On Wednesday, Feb. 9. the commission held a public hearing on the proposed, permanent Expand Allowable Growler Size rule. The move is part of House Bill 890, an alcohol omnibus bill passed last year. The hearing period runs through March 4.
The bill, in large part, aims to level the playing field for distillers, making rules more consistent with those governing breweries and wineries. Cooper signed the measure Sept. 10. Among other things, H.B. 890 would allow people to order online and pick products up from state ABC stores, loosen rules for tours in N.C. distilleries, and allow distillers to sell their products at festivals.
A “growler,” as defined by law, is a “rigid glass, ceramic, plastic, aluminum, or stainless steel container with a closure or cap with a secure sealing that is no larger than 4 liters — 1.0567 gallons — into which a malt beverage or unfortified wine is pre-filled, filled, or refilled for off-premises consumption.”
“The House takes alcohol beverage control seriously,” Rep. Tim Moffitt, R-Henderson, said in a committee hearing last year. “[W]e appreciate that we’re one of 17 remaining control states … [T]his bill is responsible when it comes to maintaining that, but it’s always responsive [to] the changing dynamics and the disruptions we’re currently seeing in the field of alcohol in our state.”
The commission, as part of its regular monthly meeting Wednesday, also approved a mediated settlement agreement with F&C Group, LLC. In April, the ABC suspended the ABC permits for Tranquilo in Greensboro. “The suspension came as a result of a review of sworn statements submitted by law enforcement officers of the Greensboro Police Department, special agents of N.C. Alcohol Law Enforcement, and Greensboro civilians,” the ABC says.
Four people were stabbed at the nightclub last year, with non-life-threatening injuries, the News & Record of Greensboro reported.

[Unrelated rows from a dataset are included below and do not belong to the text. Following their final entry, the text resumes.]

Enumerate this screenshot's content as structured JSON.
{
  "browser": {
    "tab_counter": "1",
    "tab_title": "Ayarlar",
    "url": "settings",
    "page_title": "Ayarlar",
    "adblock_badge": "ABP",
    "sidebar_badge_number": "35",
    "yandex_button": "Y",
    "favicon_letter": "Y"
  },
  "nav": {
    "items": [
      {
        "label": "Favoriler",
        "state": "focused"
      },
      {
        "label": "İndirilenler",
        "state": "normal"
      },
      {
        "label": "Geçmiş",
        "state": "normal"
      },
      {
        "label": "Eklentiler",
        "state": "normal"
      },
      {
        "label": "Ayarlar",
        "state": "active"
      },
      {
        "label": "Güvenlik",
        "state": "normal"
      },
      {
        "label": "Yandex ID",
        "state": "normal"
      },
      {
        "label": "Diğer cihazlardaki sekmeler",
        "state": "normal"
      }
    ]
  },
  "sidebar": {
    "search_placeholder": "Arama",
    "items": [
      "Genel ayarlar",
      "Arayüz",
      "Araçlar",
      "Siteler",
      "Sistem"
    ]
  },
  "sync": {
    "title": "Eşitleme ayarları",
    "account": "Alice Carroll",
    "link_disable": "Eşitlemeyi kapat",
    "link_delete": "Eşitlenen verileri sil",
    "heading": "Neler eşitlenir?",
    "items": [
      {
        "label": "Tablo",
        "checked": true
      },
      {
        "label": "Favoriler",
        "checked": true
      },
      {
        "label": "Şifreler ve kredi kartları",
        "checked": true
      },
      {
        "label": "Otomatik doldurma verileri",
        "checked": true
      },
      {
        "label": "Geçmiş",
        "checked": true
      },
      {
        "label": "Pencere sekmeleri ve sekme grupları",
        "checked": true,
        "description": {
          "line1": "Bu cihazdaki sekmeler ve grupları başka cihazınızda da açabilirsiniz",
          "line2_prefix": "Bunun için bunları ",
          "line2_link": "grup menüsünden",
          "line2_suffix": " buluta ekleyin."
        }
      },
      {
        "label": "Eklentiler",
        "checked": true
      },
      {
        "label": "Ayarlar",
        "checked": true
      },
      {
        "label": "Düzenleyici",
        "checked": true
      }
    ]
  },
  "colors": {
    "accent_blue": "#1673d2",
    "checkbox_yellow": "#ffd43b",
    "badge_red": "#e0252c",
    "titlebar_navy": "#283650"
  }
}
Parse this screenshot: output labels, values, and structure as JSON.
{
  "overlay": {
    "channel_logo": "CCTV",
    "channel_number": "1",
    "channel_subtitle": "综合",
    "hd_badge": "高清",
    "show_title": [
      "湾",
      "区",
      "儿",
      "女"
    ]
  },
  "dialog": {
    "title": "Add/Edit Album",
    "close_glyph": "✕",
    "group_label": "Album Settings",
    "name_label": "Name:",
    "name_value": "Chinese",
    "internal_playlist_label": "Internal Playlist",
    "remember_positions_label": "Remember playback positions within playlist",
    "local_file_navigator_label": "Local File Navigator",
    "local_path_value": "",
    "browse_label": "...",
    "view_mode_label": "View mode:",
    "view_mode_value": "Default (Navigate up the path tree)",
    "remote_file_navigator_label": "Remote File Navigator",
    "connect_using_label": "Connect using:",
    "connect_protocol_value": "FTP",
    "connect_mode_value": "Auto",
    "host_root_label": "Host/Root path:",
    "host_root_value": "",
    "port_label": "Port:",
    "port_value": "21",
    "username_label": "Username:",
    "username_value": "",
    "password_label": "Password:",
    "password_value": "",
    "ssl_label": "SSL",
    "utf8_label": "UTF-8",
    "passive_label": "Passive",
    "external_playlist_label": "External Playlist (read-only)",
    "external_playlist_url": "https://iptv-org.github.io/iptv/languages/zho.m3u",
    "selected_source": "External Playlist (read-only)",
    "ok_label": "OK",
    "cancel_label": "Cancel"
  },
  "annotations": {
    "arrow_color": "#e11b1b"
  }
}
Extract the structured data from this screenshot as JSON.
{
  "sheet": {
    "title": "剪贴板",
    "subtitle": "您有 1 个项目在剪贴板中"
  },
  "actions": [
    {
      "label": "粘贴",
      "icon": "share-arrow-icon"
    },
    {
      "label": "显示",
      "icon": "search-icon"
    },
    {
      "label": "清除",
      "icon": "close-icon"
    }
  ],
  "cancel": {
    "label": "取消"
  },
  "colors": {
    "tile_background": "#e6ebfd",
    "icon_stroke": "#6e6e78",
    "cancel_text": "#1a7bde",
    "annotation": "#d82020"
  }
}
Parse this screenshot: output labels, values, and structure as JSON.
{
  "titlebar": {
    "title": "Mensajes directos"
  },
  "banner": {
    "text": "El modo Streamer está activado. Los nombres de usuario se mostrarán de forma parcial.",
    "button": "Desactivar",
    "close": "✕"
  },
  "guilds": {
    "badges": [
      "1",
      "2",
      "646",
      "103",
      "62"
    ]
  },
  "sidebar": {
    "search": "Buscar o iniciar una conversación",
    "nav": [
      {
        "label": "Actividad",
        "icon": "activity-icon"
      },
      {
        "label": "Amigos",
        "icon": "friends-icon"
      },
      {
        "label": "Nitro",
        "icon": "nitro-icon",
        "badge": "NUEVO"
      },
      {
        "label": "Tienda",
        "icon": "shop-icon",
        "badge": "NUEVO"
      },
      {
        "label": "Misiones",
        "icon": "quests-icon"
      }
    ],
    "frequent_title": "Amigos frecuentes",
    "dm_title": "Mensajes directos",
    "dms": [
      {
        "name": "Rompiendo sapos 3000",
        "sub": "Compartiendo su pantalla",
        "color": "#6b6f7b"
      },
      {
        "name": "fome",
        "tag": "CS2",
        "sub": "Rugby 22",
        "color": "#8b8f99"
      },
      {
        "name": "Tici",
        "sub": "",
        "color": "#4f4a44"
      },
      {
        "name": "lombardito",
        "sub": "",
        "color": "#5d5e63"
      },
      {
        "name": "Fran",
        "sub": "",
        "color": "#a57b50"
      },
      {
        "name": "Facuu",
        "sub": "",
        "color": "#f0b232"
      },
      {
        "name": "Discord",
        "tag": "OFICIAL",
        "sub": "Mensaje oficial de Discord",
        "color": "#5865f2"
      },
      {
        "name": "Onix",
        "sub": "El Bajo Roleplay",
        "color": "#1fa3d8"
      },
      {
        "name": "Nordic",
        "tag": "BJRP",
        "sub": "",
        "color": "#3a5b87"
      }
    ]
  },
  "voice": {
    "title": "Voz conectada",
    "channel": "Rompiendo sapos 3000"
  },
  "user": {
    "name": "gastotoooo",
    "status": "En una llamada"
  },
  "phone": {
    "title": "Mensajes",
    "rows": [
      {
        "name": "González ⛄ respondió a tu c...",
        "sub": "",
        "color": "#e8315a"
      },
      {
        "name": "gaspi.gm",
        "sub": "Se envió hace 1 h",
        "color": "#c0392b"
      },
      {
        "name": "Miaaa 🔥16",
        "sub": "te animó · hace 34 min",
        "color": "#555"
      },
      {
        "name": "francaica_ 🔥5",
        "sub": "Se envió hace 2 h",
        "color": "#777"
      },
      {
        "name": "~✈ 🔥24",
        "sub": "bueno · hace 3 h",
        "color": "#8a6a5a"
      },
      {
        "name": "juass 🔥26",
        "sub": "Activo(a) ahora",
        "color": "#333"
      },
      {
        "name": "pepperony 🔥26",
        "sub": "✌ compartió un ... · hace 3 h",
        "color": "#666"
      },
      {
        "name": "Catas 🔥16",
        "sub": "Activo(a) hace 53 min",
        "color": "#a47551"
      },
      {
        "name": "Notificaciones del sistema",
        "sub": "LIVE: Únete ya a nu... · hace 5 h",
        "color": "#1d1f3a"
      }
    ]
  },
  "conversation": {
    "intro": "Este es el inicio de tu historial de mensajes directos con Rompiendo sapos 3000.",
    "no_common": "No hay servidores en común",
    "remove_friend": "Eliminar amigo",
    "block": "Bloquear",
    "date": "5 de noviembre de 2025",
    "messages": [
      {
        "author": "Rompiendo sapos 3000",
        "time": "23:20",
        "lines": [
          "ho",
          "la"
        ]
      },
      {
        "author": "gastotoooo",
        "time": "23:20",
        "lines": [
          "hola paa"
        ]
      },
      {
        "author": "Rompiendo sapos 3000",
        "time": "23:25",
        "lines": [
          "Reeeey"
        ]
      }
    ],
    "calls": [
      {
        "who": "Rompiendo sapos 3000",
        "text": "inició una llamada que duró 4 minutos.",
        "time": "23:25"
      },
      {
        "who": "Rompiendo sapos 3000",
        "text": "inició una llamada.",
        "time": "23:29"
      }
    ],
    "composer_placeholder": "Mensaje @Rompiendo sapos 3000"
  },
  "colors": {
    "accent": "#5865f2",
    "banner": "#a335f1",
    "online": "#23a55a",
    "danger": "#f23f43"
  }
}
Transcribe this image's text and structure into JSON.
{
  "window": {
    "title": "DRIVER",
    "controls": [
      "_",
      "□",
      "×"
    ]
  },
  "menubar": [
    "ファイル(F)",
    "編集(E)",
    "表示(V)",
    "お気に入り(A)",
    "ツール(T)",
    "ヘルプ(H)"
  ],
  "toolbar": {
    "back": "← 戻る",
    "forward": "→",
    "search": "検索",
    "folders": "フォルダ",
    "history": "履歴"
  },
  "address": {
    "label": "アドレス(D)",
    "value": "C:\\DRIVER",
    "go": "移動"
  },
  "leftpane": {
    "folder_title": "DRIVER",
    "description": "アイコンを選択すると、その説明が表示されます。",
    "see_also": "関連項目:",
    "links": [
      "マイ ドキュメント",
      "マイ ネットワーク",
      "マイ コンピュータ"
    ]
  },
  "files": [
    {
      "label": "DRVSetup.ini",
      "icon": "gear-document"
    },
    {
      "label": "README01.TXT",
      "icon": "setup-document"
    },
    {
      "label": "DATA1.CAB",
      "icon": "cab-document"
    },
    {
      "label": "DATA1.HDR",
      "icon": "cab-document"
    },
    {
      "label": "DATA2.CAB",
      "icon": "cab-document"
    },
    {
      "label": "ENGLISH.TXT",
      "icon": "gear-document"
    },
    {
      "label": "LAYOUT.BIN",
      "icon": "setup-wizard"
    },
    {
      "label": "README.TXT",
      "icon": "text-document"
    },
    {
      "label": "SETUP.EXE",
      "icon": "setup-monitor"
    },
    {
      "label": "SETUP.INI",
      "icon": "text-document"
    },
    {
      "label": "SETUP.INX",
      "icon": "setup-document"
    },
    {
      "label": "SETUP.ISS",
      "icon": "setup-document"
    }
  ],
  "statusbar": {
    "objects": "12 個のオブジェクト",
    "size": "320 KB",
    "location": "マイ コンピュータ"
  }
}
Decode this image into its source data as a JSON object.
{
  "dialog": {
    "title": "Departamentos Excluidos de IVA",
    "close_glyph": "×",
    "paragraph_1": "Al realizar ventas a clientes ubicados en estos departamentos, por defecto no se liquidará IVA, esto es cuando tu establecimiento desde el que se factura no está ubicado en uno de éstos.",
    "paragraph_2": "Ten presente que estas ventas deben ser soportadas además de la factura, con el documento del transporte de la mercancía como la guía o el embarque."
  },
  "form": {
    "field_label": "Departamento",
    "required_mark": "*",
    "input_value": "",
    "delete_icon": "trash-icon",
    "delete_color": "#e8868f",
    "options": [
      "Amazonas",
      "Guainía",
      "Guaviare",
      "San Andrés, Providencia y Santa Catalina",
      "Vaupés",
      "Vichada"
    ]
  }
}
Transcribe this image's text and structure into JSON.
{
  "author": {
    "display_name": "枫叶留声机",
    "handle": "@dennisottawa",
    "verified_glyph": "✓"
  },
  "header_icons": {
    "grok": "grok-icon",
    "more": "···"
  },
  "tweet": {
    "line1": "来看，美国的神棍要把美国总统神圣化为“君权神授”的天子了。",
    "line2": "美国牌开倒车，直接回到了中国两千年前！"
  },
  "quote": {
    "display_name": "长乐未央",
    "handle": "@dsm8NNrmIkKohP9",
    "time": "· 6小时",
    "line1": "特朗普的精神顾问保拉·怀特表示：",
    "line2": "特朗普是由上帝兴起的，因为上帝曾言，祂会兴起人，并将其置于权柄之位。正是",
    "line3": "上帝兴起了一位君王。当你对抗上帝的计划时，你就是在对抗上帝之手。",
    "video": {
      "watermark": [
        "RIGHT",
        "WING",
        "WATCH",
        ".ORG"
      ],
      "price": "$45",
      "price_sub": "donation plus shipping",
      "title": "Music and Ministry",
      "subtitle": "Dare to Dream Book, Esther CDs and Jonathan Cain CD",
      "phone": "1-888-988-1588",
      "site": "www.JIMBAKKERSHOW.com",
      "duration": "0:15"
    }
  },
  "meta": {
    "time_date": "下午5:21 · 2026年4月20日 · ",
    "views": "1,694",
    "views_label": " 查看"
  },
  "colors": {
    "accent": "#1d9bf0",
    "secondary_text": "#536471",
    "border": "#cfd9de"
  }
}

“Greensboro Mayor Nancy Vaughan took to Facebook after the incident to share her thoughts,” the newspaper wrote in April.
“‘Tranquilo was not very tranquil today. Reports of a possible stabbing/shots fired sent people running. It was a beautiful day in downtown Greensboro, until it wasn’t,’” Vaughan wrote, according to the N&R.
Tranquilo, at 221 South Elm St., has held ABC permits since June 2018, the ABC says in a news release.
“Any future application for an ABC Permit from F&C Group LLC or its members … and received by certified mail within six months of today’s date shall receive immediate review by the N.C ABC Commission for a temporary ABC permit,” the ABC says.
“There are no guarantees of issuance.”
The ABC on Wednesday ratified 39 hearing cases that resulted in penalties in excess of $44,400 and/or imposition of suspensions of permits for three days or more, the release says.